Benfica: candidato a vice-presidente nas últimas eleições contesta legalidade de AG
José Rosário, candidato a vice-presidente na lista de João Diogo Manteigas nas últimas eleições, contesta a marcação de Assembleia Geral para discussão da época desportiva para 27 julho.
«A decisão de José Pereira da Costa, presidente da Mesa da Assembleia Geral do Sport Lisboa e Benfica, de convocar duas Assembleias Gerais em simultâneo e com votação eletrónica seria, por si só, matéria suficiente para debate. Mas o problema central não está na duplicidade de convocatórias. Está na violação estatutária que uma delas representa: a Assembleia Geral Ordinária para apreciação e discussão da época desportiva tem de realizar-se até 15 de junho. Foi marcada para dia 27. Não há margem para interpretação – o prazo existe e foi ignorado pelo presidente da Mesa da Assembleia Geral do clube», defendeu.

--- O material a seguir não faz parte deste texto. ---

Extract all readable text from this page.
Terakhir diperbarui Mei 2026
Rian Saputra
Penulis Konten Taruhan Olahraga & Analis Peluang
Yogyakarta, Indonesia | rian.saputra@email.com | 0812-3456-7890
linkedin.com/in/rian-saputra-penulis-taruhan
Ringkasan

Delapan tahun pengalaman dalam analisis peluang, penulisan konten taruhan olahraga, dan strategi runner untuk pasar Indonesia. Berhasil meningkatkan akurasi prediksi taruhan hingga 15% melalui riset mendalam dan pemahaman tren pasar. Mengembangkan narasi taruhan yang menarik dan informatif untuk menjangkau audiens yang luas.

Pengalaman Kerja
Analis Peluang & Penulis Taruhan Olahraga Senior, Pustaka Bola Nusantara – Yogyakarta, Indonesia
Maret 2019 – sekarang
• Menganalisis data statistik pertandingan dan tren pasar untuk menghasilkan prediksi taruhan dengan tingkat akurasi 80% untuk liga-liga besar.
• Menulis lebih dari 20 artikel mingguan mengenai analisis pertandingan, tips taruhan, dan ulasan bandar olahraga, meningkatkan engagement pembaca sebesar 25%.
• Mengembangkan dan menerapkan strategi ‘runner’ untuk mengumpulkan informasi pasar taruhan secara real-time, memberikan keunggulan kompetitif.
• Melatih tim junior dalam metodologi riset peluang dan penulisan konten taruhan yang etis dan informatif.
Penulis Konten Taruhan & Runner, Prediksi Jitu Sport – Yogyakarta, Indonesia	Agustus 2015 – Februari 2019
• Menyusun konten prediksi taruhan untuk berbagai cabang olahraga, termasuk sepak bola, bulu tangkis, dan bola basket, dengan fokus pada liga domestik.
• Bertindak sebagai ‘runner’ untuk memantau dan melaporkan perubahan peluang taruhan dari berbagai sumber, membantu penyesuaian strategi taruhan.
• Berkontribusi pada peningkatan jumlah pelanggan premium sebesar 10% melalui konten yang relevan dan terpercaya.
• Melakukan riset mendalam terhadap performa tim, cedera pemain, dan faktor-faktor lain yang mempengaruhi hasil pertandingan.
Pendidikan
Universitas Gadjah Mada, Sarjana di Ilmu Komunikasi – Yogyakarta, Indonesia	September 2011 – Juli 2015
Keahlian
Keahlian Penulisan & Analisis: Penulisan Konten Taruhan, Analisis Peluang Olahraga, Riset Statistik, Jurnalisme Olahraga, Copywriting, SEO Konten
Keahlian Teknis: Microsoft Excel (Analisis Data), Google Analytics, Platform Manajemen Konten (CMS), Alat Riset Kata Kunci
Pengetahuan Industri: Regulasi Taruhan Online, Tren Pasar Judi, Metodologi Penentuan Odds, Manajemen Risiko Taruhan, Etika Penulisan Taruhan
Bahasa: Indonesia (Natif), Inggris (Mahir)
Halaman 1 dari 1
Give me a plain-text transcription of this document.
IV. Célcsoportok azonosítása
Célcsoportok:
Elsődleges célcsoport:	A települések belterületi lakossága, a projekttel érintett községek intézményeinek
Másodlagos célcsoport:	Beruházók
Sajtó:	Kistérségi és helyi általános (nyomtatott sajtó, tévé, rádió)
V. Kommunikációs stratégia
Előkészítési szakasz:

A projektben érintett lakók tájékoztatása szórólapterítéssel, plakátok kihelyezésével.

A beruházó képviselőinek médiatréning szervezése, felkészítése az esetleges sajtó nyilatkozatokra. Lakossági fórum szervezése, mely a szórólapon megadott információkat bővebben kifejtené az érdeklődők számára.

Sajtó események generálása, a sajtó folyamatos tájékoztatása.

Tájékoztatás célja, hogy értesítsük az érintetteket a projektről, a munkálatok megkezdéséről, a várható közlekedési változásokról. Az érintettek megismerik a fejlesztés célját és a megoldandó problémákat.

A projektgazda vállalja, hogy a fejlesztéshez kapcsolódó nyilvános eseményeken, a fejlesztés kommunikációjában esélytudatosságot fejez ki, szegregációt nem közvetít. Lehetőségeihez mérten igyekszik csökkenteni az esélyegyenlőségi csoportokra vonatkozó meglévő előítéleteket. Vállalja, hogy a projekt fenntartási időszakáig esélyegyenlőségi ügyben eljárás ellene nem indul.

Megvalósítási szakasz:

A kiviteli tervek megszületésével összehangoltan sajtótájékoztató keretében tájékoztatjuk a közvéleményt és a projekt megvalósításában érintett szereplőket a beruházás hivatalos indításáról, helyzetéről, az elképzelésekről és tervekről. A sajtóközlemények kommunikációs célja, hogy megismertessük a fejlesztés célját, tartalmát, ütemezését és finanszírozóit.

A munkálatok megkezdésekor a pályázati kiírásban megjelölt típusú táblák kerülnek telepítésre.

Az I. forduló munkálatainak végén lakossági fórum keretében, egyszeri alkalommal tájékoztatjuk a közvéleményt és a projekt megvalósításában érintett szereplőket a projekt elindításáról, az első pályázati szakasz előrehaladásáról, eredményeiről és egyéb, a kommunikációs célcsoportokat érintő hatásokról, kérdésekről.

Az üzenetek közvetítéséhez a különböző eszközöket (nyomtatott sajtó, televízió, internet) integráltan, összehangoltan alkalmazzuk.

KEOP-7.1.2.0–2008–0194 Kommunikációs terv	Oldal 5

«Os estatutos não são uma formalidade. São o alicerce da democracia interna do clube e um compromisso coletivo que vincula todos os órgãos sociais. Quando quem tem a missão de os fazer cumprir os contorna, o problema deixa de ser processual e passa a ser institucional. O que hoje parece um detalhe burocrático pode amanhã servir de justificação para decisões muito mais graves. Se os estatutos podem ser ultrapassados por conveniência, o clube passa a ser governado por vontades e não por regras», argumentou.
«Se amanhã uma direção decidisse avançar com uma operação estrutural profundamente polémica — como a venda da SAD — com que legitimidade se poderia contestar quem decide ignorar os estatutos quando lhe convém, se hoje já se aceita que uma Assembleia Geral Ordinária pode ser marcada fora do prazo previsto? A pergunta não é retórica», prosseguiu.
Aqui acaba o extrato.